Les principaux dirigeants du mouvement Houthis ont cessé d’apparaître lors des événements publics organisés à Sanaa et dans d’autres zones du nord du Yémen contrôlées par le groupe. C’est ce que rapporte le quotidien saoudien Asharq al-Awsat, citant des sources locales et des spécialistes des mouvements armés. Selon ces experts, cette absence prolongée des figures de premier plan reflète un niveau élevé d’alerte sécuritaire et une crainte croissante au sein de la direction houthie, après des frappes israéliennes ciblant des responsables du mouvement il y a quelques mois.
Si les Houthis continuent de diffuser des messages officiels et des discours destinés à maintenir une apparence de normalité, la réalité sur le terrain est tout autre. Les événements récents ont été organisés par des cadres subalternes et des intervenants locaux, une mesure interprétée comme une tentative de réduire les risques d’identification et de ciblage.
Selon Asharq al-Awsat, le mouvement a par ailleurs confirmé la mort de son chef d’état-major, Mohammed al-Ghamari, un coup dur qui fragilise encore davantage la chaîne de commandement et alimente les craintes quant à la sécurité du noyau dirigeant.
Des habitants de Sanaa interrogés par le quotidien saoudien évoquent des rassemblements plus modestes et désorganisés, tant en termes d’affluence que de qualité des discours. Malgré les pressions, intimidations et convocations forcées, la participation visible était en baisse. « Les années précédentes, on voyait des dirigeants de premier rang sur scène. Cette fois, personne. Même le responsable du quartier se cachait. La confusion était évidente, et le nombre d’hommes armés dépassait celui des participants », témoigne Abou Abdallah, résident du quartier d’al-Hasbah, au nord de la capitale.

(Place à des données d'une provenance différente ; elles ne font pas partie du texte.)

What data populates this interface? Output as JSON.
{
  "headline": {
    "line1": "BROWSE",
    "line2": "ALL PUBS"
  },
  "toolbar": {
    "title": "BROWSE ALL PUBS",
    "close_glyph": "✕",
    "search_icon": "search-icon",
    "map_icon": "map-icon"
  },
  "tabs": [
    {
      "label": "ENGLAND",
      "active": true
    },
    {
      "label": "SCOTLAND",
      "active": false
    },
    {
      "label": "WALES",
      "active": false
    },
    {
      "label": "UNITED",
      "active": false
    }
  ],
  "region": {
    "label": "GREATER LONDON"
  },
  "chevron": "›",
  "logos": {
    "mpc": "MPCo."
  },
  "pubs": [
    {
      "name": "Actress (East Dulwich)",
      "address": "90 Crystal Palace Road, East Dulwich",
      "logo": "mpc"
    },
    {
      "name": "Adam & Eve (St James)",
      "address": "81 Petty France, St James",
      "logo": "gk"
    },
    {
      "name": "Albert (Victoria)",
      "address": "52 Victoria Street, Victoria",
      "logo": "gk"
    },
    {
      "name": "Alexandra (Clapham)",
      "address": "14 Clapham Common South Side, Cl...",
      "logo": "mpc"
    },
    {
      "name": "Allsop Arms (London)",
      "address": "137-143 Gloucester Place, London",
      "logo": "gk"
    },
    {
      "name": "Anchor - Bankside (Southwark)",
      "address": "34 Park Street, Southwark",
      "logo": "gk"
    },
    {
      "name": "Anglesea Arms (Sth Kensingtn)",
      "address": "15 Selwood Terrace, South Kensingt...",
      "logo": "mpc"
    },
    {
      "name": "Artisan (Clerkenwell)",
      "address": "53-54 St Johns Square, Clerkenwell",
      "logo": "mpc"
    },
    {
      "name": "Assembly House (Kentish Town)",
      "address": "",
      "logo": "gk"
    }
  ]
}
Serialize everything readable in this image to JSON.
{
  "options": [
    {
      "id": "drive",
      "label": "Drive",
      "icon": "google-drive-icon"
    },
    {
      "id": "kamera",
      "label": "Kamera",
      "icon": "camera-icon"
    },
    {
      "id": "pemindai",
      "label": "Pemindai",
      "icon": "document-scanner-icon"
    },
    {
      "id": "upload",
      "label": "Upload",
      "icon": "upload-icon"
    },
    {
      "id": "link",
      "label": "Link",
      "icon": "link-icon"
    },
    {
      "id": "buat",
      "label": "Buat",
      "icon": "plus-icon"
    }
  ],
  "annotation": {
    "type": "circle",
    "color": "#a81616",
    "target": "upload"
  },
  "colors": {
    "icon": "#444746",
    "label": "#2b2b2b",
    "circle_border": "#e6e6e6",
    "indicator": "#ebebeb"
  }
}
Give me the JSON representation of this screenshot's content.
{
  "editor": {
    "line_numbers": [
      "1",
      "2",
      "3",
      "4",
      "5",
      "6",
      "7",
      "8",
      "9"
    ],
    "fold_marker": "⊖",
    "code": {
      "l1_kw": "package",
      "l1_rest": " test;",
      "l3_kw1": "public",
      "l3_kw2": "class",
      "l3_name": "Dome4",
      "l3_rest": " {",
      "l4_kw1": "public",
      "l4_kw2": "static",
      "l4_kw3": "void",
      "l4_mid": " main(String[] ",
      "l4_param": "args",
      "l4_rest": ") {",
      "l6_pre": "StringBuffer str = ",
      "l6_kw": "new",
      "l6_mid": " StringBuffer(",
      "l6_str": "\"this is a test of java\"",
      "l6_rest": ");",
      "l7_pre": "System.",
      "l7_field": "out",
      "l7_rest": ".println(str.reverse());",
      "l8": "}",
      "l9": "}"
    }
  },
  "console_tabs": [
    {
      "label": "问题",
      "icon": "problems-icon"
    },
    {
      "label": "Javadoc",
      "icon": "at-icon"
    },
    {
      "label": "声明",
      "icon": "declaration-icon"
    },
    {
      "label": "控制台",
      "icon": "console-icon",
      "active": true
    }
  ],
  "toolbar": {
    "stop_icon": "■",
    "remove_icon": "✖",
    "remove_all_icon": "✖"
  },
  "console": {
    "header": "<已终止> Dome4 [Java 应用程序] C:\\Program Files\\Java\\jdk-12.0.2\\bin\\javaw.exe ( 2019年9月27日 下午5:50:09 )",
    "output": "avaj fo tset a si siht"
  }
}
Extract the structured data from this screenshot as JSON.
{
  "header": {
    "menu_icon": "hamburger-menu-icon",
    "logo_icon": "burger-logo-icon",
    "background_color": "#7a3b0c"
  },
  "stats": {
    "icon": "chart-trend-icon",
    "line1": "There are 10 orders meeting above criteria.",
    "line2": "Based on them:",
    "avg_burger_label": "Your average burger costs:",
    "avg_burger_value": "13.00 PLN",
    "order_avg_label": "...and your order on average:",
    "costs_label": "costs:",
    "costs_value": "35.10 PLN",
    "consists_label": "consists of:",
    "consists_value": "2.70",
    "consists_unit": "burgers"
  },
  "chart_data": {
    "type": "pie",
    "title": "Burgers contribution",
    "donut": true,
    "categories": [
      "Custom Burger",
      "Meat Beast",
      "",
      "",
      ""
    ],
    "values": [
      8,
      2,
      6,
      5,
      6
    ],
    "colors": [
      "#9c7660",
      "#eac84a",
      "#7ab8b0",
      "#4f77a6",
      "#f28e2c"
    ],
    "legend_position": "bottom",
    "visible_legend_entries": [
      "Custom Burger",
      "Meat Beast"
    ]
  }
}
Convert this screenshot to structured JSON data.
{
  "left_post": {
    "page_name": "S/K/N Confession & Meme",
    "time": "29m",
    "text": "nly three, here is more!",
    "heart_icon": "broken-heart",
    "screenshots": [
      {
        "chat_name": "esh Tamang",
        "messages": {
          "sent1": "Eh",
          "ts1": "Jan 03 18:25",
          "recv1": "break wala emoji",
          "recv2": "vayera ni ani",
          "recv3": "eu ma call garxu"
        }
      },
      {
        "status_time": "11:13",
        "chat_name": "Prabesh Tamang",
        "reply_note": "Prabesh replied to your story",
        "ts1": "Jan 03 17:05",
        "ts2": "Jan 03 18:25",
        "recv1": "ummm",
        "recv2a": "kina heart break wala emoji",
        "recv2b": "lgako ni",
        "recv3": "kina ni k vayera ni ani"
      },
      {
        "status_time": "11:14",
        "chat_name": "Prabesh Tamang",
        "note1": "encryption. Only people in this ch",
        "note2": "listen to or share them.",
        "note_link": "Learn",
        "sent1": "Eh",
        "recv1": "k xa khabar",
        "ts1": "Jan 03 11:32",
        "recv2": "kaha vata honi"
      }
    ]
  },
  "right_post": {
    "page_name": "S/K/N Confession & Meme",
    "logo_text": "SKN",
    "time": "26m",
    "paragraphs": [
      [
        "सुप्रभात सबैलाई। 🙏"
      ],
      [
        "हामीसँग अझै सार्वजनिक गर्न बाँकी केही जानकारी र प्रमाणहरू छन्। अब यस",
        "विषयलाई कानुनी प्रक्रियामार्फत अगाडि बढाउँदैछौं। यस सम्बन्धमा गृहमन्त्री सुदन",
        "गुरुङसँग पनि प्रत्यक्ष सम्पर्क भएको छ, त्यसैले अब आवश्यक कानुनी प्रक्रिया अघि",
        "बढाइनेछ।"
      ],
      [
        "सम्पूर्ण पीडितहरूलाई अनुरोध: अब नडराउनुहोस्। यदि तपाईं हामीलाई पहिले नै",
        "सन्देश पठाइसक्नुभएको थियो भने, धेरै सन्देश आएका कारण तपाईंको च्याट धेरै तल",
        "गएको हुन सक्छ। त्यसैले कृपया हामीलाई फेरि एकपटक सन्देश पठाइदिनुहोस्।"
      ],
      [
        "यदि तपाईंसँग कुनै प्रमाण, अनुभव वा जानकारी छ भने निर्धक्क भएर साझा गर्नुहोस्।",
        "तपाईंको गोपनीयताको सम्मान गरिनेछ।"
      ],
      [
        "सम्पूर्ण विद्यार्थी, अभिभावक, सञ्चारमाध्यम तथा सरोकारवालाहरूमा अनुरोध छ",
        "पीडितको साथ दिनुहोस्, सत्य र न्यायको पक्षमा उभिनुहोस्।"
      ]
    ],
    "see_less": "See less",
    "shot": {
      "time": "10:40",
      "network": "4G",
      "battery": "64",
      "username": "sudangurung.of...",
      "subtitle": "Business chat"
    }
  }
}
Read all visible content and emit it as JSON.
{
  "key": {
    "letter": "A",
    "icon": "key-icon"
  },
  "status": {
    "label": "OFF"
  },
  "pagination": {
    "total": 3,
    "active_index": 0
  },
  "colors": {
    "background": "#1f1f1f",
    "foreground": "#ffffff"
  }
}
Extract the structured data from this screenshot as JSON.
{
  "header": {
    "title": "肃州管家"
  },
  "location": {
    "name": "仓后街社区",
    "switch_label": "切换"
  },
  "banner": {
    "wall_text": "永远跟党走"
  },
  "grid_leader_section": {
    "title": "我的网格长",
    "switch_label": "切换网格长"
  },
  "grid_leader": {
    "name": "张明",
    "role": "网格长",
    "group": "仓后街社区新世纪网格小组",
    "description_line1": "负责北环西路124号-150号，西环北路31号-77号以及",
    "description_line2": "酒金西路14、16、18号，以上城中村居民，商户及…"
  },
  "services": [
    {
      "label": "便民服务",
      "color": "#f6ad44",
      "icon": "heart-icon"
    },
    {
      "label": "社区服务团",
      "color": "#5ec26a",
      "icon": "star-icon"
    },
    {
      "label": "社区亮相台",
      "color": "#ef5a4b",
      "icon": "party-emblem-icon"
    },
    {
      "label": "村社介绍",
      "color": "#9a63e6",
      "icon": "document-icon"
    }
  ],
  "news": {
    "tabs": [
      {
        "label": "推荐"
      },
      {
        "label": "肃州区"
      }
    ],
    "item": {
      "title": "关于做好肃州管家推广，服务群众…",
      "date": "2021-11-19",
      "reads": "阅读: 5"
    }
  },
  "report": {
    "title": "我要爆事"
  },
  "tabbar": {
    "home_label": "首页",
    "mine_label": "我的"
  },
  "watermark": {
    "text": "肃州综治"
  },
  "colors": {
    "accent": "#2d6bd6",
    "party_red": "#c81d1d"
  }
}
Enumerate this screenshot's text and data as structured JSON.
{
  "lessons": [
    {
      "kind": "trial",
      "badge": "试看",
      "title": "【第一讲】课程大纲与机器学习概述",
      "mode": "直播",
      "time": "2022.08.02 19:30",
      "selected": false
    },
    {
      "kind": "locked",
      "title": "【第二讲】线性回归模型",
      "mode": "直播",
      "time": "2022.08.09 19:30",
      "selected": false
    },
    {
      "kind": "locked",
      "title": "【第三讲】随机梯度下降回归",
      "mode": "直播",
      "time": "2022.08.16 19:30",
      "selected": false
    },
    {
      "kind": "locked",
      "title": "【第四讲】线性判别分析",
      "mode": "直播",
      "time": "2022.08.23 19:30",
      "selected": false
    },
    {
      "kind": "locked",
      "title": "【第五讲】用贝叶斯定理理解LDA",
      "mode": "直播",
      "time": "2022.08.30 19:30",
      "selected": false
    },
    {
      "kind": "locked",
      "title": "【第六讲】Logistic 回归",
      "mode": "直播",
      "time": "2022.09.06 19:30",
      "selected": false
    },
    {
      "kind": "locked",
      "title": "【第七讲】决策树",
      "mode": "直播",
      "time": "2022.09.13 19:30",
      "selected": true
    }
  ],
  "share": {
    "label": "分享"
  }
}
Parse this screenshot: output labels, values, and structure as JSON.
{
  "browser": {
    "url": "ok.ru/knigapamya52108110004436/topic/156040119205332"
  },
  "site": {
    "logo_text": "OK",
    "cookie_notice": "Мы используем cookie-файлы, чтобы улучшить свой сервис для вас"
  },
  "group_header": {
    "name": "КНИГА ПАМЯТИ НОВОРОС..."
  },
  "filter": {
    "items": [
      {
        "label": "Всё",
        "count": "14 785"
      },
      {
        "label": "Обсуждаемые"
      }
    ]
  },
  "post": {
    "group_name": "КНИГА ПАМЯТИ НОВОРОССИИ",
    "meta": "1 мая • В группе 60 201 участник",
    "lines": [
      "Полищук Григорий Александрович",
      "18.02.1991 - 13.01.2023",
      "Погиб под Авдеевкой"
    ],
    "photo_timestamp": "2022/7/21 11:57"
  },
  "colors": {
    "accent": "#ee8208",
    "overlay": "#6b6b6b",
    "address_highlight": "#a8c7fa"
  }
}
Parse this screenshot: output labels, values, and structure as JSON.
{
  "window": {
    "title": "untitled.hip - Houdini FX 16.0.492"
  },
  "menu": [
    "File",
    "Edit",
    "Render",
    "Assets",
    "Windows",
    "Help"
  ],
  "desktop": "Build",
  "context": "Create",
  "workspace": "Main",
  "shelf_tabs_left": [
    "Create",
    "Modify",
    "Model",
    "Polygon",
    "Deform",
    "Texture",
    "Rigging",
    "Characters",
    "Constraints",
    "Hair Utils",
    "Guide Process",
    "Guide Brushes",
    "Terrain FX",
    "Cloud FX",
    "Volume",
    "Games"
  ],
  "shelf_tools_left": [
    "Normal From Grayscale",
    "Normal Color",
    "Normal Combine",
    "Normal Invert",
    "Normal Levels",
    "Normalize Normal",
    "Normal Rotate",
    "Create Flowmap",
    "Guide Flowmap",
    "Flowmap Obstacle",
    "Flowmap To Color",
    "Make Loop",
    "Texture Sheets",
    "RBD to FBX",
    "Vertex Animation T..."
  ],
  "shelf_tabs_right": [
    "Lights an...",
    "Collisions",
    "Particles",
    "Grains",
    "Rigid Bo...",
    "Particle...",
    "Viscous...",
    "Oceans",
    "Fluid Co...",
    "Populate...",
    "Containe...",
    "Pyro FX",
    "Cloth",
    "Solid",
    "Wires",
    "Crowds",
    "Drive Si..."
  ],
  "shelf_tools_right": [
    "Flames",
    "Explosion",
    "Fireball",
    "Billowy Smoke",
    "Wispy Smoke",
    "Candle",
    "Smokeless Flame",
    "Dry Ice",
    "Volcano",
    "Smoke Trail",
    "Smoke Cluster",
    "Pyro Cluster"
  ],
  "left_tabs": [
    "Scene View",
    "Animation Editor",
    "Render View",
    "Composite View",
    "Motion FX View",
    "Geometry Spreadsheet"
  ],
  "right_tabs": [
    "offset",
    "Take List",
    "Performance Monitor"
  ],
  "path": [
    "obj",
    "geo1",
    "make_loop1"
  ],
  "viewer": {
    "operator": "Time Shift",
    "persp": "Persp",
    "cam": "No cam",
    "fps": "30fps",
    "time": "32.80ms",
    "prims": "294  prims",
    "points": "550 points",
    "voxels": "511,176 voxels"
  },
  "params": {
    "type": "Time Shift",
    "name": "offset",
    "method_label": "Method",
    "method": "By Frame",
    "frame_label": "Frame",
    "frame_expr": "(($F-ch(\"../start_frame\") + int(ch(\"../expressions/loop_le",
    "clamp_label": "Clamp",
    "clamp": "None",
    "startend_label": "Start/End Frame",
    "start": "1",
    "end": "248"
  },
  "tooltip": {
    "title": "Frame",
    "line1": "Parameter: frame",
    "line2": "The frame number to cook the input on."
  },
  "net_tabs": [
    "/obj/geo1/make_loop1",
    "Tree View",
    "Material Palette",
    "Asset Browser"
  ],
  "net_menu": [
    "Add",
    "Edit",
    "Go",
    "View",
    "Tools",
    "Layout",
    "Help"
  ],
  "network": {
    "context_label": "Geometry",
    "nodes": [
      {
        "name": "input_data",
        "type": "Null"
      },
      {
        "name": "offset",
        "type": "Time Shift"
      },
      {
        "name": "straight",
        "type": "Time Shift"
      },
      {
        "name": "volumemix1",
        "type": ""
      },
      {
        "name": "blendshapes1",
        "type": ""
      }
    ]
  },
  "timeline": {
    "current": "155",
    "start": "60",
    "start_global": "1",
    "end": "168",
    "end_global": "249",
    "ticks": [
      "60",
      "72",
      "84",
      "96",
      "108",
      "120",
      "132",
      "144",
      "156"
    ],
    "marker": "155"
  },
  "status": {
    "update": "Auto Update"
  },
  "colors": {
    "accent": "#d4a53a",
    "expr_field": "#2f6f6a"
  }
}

Parallèlement, plusieurs personnes contraintes d’assister à ces événements ont signalé une politique de silence médiatique sans précédent. Photos interdites, noms des responsables absents des discours, contrôle strict des communications : autant de mesures visant à éviter toute fuite d’informations. « Il nous était interdit de prendre des photos ou de mentionner les noms des responsables présents, même s’il ne s’agissait pas de dirigeants de premier plan. Cela montre un niveau de panique inédit », confie Khaled, employé public dans une zone rurale autour de Sanaa.
Parmi les dirigeants systématiquement absents . Mahdi al-Mashat, chef du Conseil politique suprême, Mohammed Ali al-Houthi, ainsi que Ahmed Hamid, l’un des piliers de l’appareil sécuritaire du mouvement. Des responsables militaires et sécuritaires de haut rang brillent également par leur absence, tant sur le terrain que dans les médias. Selon le rapport, cette invisibilité ne se limite pas aux rassemblements : les apparitions médiatiques directes ont quasiment cessé, les dirigeants se contentant désormais de déclarations écrites ou de discours préenregistrés.
Pour les observateurs régionaux, cette mise en retrait traduit une vulnérabilité accrue du leadership houthi, confronté à la perspective de frappes ciblées et à un climat de méfiance généralisée au sein de ses propres structures.